What is decent traffic?
Well, according to the Action Guide, it begins around 20 visitors a day and 30 pages built, if I recall correctly. I think that’s the earliest they recommend that you start putting Google ads or any other form of monetization to your site.
Not many of my sites meet those criteria… And you know how some women get with shoes? I get that way with websites… but that’s another post in itself.
Because my sites get nowhere near the traffic that my husband’s site does, I’ve been chomping at the bits and trying to get him to put Google ads on it.

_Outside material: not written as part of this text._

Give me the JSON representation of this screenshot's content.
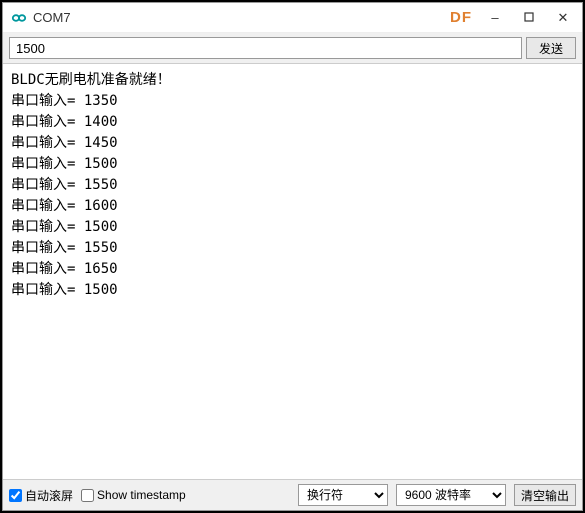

He gets 2000-5000 visitors a day. His traffic is not even because most of his traffic comes from referring sites, and traffic depends on whether they pick up a hot story off his site or not. But he usually does make 2000 a day.

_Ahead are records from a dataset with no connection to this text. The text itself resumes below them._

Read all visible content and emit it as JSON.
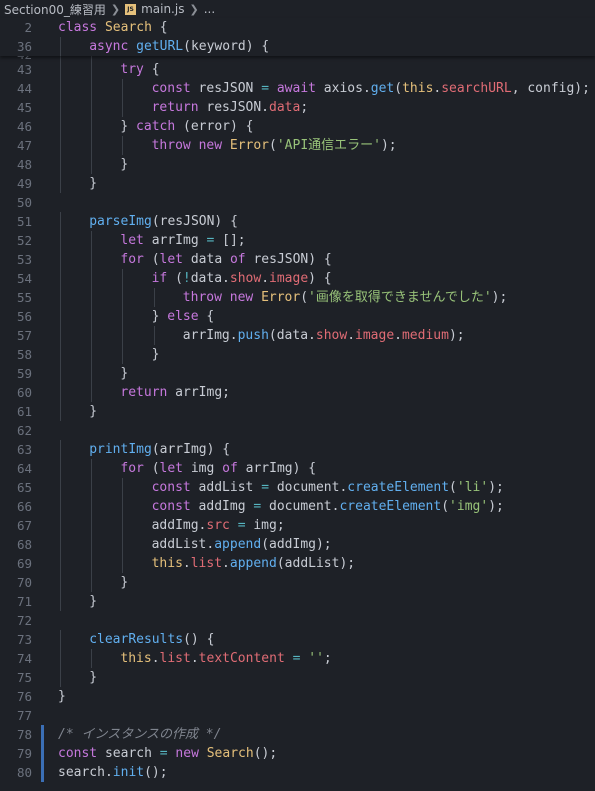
{
  "breadcrumb": {
    "folder": "Section00_練習用",
    "file_icon": "JS",
    "file": "main.js",
    "more": "..."
  },
  "lines": [
    {
      "n": "2",
      "sticky": true,
      "indent": 0,
      "tokens": [
        [
          "kw",
          "class"
        ],
        [
          "plain",
          " "
        ],
        [
          "cls",
          "Search"
        ],
        [
          "plain",
          " {"
        ]
      ]
    },
    {
      "n": "36",
      "sticky": true,
      "indent": 1,
      "tokens": [
        [
          "kw",
          "async"
        ],
        [
          "plain",
          " "
        ],
        [
          "fn",
          "getURL"
        ],
        [
          "plain",
          "(keyword) {"
        ]
      ]
    },
    {
      "n": "42",
      "cut": true,
      "indent": 2,
      "tokens": [
        [
          "plain",
          ""
        ]
      ]
    },
    {
      "n": "43",
      "indent": 2,
      "tokens": [
        [
          "kw",
          "try"
        ],
        [
          "plain",
          " {"
        ]
      ]
    },
    {
      "n": "44",
      "indent": 3,
      "tokens": [
        [
          "kw",
          "const"
        ],
        [
          "plain",
          " resJSON "
        ],
        [
          "op",
          "="
        ],
        [
          "plain",
          " "
        ],
        [
          "kw",
          "await"
        ],
        [
          "plain",
          " axios."
        ],
        [
          "fn",
          "get"
        ],
        [
          "plain",
          "("
        ],
        [
          "thisk",
          "this"
        ],
        [
          "plain",
          "."
        ],
        [
          "prop",
          "searchURL"
        ],
        [
          "plain",
          ", config);"
        ]
      ]
    },
    {
      "n": "45",
      "indent": 3,
      "tokens": [
        [
          "kw",
          "return"
        ],
        [
          "plain",
          " resJSON."
        ],
        [
          "prop",
          "data"
        ],
        [
          "plain",
          ";"
        ]
      ]
    },
    {
      "n": "46",
      "indent": 2,
      "tokens": [
        [
          "plain",
          "} "
        ],
        [
          "kw",
          "catch"
        ],
        [
          "plain",
          " (error) {"
        ]
      ]
    },
    {
      "n": "47",
      "indent": 3,
      "tokens": [
        [
          "kw",
          "throw"
        ],
        [
          "plain",
          " "
        ],
        [
          "kw",
          "new"
        ],
        [
          "plain",
          " "
        ],
        [
          "cls",
          "Error"
        ],
        [
          "plain",
          "("
        ],
        [
          "str",
          "'API通信エラー'"
        ],
        [
          "plain",
          ");"
        ]
      ]
    },
    {
      "n": "48",
      "indent": 2,
      "tokens": [
        [
          "plain",
          "}"
        ]
      ]
    },
    {
      "n": "49",
      "indent": 1,
      "tokens": [
        [
          "plain",
          "}"
        ]
      ]
    },
    {
      "n": "50",
      "indent": 0,
      "tokens": [
        [
          "plain",
          ""
        ]
      ]
    },
    {
      "n": "51",
      "indent": 1,
      "tokens": [
        [
          "fn",
          "parseImg"
        ],
        [
          "plain",
          "(resJSON) {"
        ]
      ]
    },
    {
      "n": "52",
      "indent": 2,
      "tokens": [
        [
          "kw",
          "let"
        ],
        [
          "plain",
          " arrImg "
        ],
        [
          "op",
          "="
        ],
        [
          "plain",
          " [];"
        ]
      ]
    },
    {
      "n": "53",
      "indent": 2,
      "tokens": [
        [
          "kw",
          "for"
        ],
        [
          "plain",
          " ("
        ],
        [
          "kw",
          "let"
        ],
        [
          "plain",
          " data "
        ],
        [
          "kw",
          "of"
        ],
        [
          "plain",
          " resJSON) {"
        ]
      ]
    },
    {
      "n": "54",
      "indent": 3,
      "tokens": [
        [
          "kw",
          "if"
        ],
        [
          "plain",
          " ("
        ],
        [
          "op",
          "!"
        ],
        [
          "plain",
          "data."
        ],
        [
          "prop",
          "show"
        ],
        [
          "plain",
          "."
        ],
        [
          "prop",
          "image"
        ],
        [
          "plain",
          ") {"
        ]
      ]
    },
    {
      "n": "55",
      "indent": 4,
      "tokens": [
        [
          "kw",
          "throw"
        ],
        [
          "plain",
          " "
        ],
        [
          "kw",
          "new"
        ],
        [
          "plain",
          " "
        ],
        [
          "cls",
          "Error"
        ],
        [
          "plain",
          "("
        ],
        [
          "str",
          "'画像を取得できませんでした'"
        ],
        [
          "plain",
          ");"
        ]
      ]
    },
    {
      "n": "56",
      "indent": 3,
      "tokens": [
        [
          "plain",
          "} "
        ],
        [
          "kw",
          "else"
        ],
        [
          "plain",
          " {"
        ]
      ]
    },
    {
      "n": "57",
      "indent": 4,
      "tokens": [
        [
          "plain",
          "arrImg."
        ],
        [
          "fn",
          "push"
        ],
        [
          "plain",
          "(data."
        ],
        [
          "prop",
          "show"
        ],
        [
          "plain",
          "."
        ],
        [
          "prop",
          "image"
        ],
        [
          "plain",
          "."
        ],
        [
          "prop",
          "medium"
        ],
        [
          "plain",
          ");"
        ]
      ]
    },
    {
      "n": "58",
      "indent": 3,
      "tokens": [
        [
          "plain",
          "}"
        ]
      ]
    },
    {
      "n": "59",
      "indent": 2,
      "tokens": [
        [
          "plain",
          "}"
        ]
      ]
    },
    {
      "n": "60",
      "indent": 2,
      "tokens": [
        [
          "kw",
          "return"
        ],
        [
          "plain",
          " arrImg;"
        ]
      ]
    },
    {
      "n": "61",
      "indent": 1,
      "tokens": [
        [
          "plain",
          "}"
        ]
      ]
    },
    {
      "n": "62",
      "indent": 0,
      "tokens": [
        [
          "plain",
          ""
        ]
      ]
    },
    {
      "n": "63",
      "indent": 1,
      "tokens": [
        [
          "fn",
          "printImg"
        ],
        [
          "plain",
          "(arrImg) {"
        ]
      ]
    },
    {
      "n": "64",
      "indent": 2,
      "tokens": [
        [
          "kw",
          "for"
        ],
        [
          "plain",
          " ("
        ],
        [
          "kw",
          "let"
        ],
        [
          "plain",
          " img "
        ],
        [
          "kw",
          "of"
        ],
        [
          "plain",
          " arrImg) {"
        ]
      ]
    },
    {
      "n": "65",
      "indent": 3,
      "tokens": [
        [
          "kw",
          "const"
        ],
        [
          "plain",
          " addList "
        ],
        [
          "op",
          "="
        ],
        [
          "plain",
          " document."
        ],
        [
          "fn",
          "createElement"
        ],
        [
          "plain",
          "("
        ],
        [
          "str",
          "'li'"
        ],
        [
          "plain",
          ");"
        ]
      ]
    },
    {
      "n": "66",
      "indent": 3,
      "tokens": [
        [
          "kw",
          "const"
        ],
        [
          "plain",
          " addImg "
        ],
        [
          "op",
          "="
        ],
        [
          "plain",
          " document."
        ],
        [
          "fn",
          "createElement"
        ],
        [
          "plain",
          "("
        ],
        [
          "str",
          "'img'"
        ],
        [
          "plain",
          ");"
        ]
      ]
    },
    {
      "n": "67",
      "indent": 3,
      "tokens": [
        [
          "plain",
          "addImg."
        ],
        [
          "prop",
          "src"
        ],
        [
          "plain",
          " "
        ],
        [
          "op",
          "="
        ],
        [
          "plain",
          " img;"
        ]
      ]
    },
    {
      "n": "68",
      "indent": 3,
      "tokens": [
        [
          "plain",
          "addList."
        ],
        [
          "fn",
          "append"
        ],
        [
          "plain",
          "(addImg);"
        ]
      ]
    },
    {
      "n": "69",
      "indent": 3,
      "tokens": [
        [
          "thisk",
          "this"
        ],
        [
          "plain",
          "."
        ],
        [
          "prop",
          "list"
        ],
        [
          "plain",
          "."
        ],
        [
          "fn",
          "append"
        ],
        [
          "plain",
          "(addList);"
        ]
      ]
    },
    {
      "n": "70",
      "indent": 2,
      "tokens": [
        [
          "plain",
          "}"
        ]
      ]
    },
    {
      "n": "71",
      "indent": 1,
      "tokens": [
        [
          "plain",
          "}"
        ]
      ]
    },
    {
      "n": "72",
      "indent": 0,
      "tokens": [
        [
          "plain",
          ""
        ]
      ]
    },
    {
      "n": "73",
      "indent": 1,
      "tokens": [
        [
          "fn",
          "clearResults"
        ],
        [
          "plain",
          "() {"
        ]
      ]
    },
    {
      "n": "74",
      "indent": 2,
      "tokens": [
        [
          "thisk",
          "this"
        ],
        [
          "plain",
          "."
        ],
        [
          "prop",
          "list"
        ],
        [
          "plain",
          "."
        ],
        [
          "prop",
          "textContent"
        ],
        [
          "plain",
          " "
        ],
        [
          "op",
          "="
        ],
        [
          "plain",
          " "
        ],
        [
          "str",
          "''"
        ],
        [
          "plain",
          ";"
        ]
      ]
    },
    {
      "n": "75",
      "indent": 1,
      "tokens": [
        [
          "plain",
          "}"
        ]
      ]
    },
    {
      "n": "76",
      "indent": 0,
      "tokens": [
        [
          "plain",
          "}"
        ]
      ]
    },
    {
      "n": "77",
      "indent": 0,
      "tokens": [
        [
          "plain",
          ""
        ]
      ]
    },
    {
      "n": "78",
      "indent": 0,
      "tokens": [
        [
          "cm",
          "/* インスタンスの作成 */"
        ]
      ]
    },
    {
      "n": "79",
      "indent": 0,
      "tokens": [
        [
          "kw",
          "const"
        ],
        [
          "plain",
          " search "
        ],
        [
          "op",
          "="
        ],
        [
          "plain",
          " "
        ],
        [
          "kw",
          "new"
        ],
        [
          "plain",
          " "
        ],
        [
          "cls",
          "Search"
        ],
        [
          "plain",
          "();"
        ]
      ]
    },
    {
      "n": "80",
      "indent": 0,
      "tokens": [
        [
          "plain",
          "search."
        ],
        [
          "fn",
          "init"
        ],
        [
          "plain",
          "();"
        ]
      ]
    }
  ]
}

He used to be able to monetize this site better in the past, but advertisers are reluctant to pay flat monthly rates these days. And even when people were clicking on the ads, they weren’t converting to customers.

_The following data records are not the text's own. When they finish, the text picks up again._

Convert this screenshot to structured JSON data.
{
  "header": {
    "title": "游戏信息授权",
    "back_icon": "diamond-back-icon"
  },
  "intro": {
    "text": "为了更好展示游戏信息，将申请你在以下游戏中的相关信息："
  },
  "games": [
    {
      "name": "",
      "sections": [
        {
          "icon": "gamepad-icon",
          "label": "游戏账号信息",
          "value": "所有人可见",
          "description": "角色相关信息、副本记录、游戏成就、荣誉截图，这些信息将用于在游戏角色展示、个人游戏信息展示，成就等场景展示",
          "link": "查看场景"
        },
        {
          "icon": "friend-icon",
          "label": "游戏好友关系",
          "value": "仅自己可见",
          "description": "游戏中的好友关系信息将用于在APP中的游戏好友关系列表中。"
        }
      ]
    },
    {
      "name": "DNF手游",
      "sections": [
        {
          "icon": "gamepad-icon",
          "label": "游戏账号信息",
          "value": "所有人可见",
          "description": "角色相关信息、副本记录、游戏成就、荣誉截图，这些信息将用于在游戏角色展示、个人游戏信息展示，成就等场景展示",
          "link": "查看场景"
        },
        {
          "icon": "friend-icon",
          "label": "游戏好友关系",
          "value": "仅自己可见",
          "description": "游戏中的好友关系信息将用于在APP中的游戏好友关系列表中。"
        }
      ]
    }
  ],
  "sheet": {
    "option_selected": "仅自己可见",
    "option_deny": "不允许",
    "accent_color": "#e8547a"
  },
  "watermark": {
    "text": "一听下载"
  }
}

So I felt that Google ads would be the answer, since there don’t need to be conversions, there just need to be clicks. My husband disagreed, he felt that nobody would click on Google ads, and they would look cheap on the site. I silently agreed with him on the looking cheap bit, but figured it was a price worth paying IF they made money. And I loudly disagreed with him over the idea of at least trying Google ads on the site.
I was under the impression that all you needed to make money with Google ads was sufficient traffic.
Guess not.
We put Google ads on BallinEurope, and the results were pitiful. Almost zero clicks for the week or so the ads were running. A 0.07% CTR.
I was completely stunned, and I must now publicly admit that my husband was right all along.
But I still didn’t get it. Why weren’t these visitors clicking? I have a higher CTR on my other websites, they just don’t get anywhere near the traffic that BiE does.
So I tried a different approach. I signed up with Commission Junction, and searched for affiliate programs that would match the site. I made sure there was an affiliate link under every single new post. Ones that were – I felt – highly targeted to the site’s primary audience, which was Americans interested in basketball. (More than half the site’s visitors come from the US. The rest of them, the “hardcore” BiE followers, are scattered all over Europe.)
And NO conversions. I was completely flabbergasted, and not to mention disappointed. I thought traffic was all that mattered!!
And then I remembered the C-T-P-M process. It’s NOT just traffic that matters… it’s also what those people are looking for. They must be looking for something when they go to your page, and they must GET that something from your page when they arrive there. My husband has great content, he has decent traffic. What’s missing is the pre-selling, the P of the C-T-P-M process.
SBI’s concept is that you don’t even start writing content before you research whether people are looking for that information, and even if there are tons of people looking for that information, you don’t use the keyword unless you have a chance of ranking well enough for it AND it has good monetization potential. So you do all this research before you even start writing a single word. And when you do write your content, you of course follow their advice to write in such a way that the search engines can’t help but take note of your keyword and rank you high for it. But the real important stuff comes from the human visitors. Ranking well with the engines is just the entry ticket, if you will. It helps people actually find your content, but unless that content impresses your visitors, they are not going to remember you or come back for more of it. So your content needs to please both the search engine spiders and your human visitors.
And what human visitors want most of the time is solutions to their problems, answers to their questions. That’s the kind of content they are willing to pay for. If you use SBI’s tools to figure out WHAT information people want, then impress them with your amazing knowledge and wonderful personality in trying to help them with it, then people will be far more willing to follow your recommendations. But these recommendations must still provide solutions for the original question/problem they came to the site to research.
See the problem here? BiE is not about answering questions or providing solutions to problems. It’s about entertainment for basketball fans. (And as my husband likes to keep pointing out, he is a writer and he writes artistically, not for search engine spiders.)
So the traffic BiE gets are random people looking for 15 minutes of break from their busy lives. They come in not through searches for some specific question or problem, but from referring websites because the headline seemed interesting and caught their attention.
How do you monetize that kind of traffic? Is it even possible?
My hunch is that if we only figured out what these people are interested in, other than a short break from work, we could use that info to more effectively market to them.
But the take-home lesson was that SBI’s process really is designed around making a site that makes money… and I keep coming back to how well-designed their tools are for doing just that.